Il m’a semblé que je comprenais un peu le sens du monde, je veux dire, son absence de direction : juste un sentier immense autour d’une montagne blanche.

Je suis un chien, pas plus beau ni moins fier que le cortège des animaux qui m’ignorent et m’escortent à la fois, esquivent les troncs lisses des futaies, se faufilent sous les igloos de clématites et de ronces,

et ce plaisir de les sentir creuser des paraphes au travers des gueules, comme des calames acérés.

Chacun se ressemblait ainsi défiguré, et jouissait d’être tout à soi dans la tourmente.

***

3 mars, toujours

Avant de partir, je me suis dit qu’il fallait garder une trace de cette existence anonyme et brutale. Un jour, un frère humain tomberait peut-être sur cette histoire d’homme qui n’en pouvait plus d’être un homme. J’ai tout tracé sur une peau tannée en suivant une ligne qui se dirigeait peu à peu vers le centre.

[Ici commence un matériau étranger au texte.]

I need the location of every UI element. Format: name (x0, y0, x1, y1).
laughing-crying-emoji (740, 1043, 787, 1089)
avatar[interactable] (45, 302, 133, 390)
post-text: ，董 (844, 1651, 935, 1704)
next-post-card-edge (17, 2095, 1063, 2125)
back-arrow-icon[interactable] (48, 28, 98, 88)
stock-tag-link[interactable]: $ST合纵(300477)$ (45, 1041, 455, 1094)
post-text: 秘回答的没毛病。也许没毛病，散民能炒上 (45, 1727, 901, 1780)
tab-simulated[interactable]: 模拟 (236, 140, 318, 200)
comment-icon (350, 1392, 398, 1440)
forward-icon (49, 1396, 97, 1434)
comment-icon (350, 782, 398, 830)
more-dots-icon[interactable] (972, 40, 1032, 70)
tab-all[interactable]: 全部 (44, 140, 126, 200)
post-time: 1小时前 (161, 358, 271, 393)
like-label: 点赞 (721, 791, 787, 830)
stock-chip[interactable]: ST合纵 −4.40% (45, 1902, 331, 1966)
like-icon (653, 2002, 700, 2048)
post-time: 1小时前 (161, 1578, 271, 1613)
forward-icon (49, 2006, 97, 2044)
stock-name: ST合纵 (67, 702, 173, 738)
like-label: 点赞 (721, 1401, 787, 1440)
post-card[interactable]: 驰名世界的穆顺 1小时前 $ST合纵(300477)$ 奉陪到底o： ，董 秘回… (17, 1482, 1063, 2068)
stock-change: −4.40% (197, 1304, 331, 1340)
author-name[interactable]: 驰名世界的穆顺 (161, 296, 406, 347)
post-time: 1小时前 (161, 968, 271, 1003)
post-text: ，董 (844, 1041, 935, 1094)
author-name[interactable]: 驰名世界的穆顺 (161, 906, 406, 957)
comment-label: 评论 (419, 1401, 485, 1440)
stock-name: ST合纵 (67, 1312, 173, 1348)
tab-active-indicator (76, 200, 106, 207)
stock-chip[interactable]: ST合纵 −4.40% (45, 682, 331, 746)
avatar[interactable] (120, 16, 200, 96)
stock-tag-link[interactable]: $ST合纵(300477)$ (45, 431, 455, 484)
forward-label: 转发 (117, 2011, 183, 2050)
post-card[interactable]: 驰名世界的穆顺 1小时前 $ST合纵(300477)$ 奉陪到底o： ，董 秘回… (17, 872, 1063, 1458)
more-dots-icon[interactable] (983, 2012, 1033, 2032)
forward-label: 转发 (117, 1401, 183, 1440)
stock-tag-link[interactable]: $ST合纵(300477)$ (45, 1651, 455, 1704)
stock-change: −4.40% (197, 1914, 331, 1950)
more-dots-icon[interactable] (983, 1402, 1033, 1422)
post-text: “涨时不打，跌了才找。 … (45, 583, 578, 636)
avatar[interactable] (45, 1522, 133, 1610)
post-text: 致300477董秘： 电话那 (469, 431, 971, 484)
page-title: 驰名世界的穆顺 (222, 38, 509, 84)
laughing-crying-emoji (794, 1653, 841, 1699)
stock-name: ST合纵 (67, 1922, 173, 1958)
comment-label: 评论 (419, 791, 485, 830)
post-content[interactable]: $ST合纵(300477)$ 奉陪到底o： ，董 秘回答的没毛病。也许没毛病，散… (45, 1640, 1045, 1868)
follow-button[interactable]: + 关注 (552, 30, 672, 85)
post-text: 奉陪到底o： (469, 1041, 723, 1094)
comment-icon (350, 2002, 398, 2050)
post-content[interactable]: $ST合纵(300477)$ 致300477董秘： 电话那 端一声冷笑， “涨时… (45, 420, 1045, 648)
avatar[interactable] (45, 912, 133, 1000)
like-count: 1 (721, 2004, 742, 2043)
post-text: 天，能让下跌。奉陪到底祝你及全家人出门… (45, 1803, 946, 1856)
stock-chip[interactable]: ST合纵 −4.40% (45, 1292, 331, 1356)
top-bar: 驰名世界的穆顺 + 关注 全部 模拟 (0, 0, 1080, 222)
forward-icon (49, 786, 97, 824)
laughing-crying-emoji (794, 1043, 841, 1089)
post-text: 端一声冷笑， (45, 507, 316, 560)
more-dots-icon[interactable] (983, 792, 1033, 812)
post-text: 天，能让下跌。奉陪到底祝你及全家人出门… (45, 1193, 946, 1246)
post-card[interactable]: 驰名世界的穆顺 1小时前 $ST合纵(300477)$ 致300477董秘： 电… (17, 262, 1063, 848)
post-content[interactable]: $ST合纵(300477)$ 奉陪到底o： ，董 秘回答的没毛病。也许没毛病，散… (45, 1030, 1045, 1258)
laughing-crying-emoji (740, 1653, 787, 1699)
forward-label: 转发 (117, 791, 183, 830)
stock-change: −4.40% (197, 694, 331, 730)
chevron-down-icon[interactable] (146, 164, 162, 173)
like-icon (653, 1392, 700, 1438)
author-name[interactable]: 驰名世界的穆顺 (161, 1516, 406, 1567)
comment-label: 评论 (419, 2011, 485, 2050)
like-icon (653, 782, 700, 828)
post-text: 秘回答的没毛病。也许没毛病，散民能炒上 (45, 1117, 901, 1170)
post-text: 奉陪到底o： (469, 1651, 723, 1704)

Avec une petite branche de buis brûlée, j’ai essayé de dessiner le visage de Frère Clochard, la silhouette d’Arga postée sur le seuil, la voix de cette femme qui avait aimé une dernière fois avant de mourir de froid dans des cartons, la force de mes bras entraînés à soulever les pierres et à fondre du bois, la flamme des képis des Grands Voleurs, la voiture que nous avions poursuivi, le prénom Gatzo symbolisé par un Z dont j’ai toujours aimé l’indécision, la main coupée, la prisonnière qui nous délivrerait bientôt.

Pas facile de savoir si le bruit des pas sur l’herbe gelée valait plus ou moins que le rire de Gatzo.

Encore moins facile d’inventer un signe qui traduise ce que je voulais retenir.

Cédric Le Penven : Journal de Diogène, Illustrations de Thibaud Bernard-Helis, Editions Unes, 2022, pages 35- 36-37, 81-82.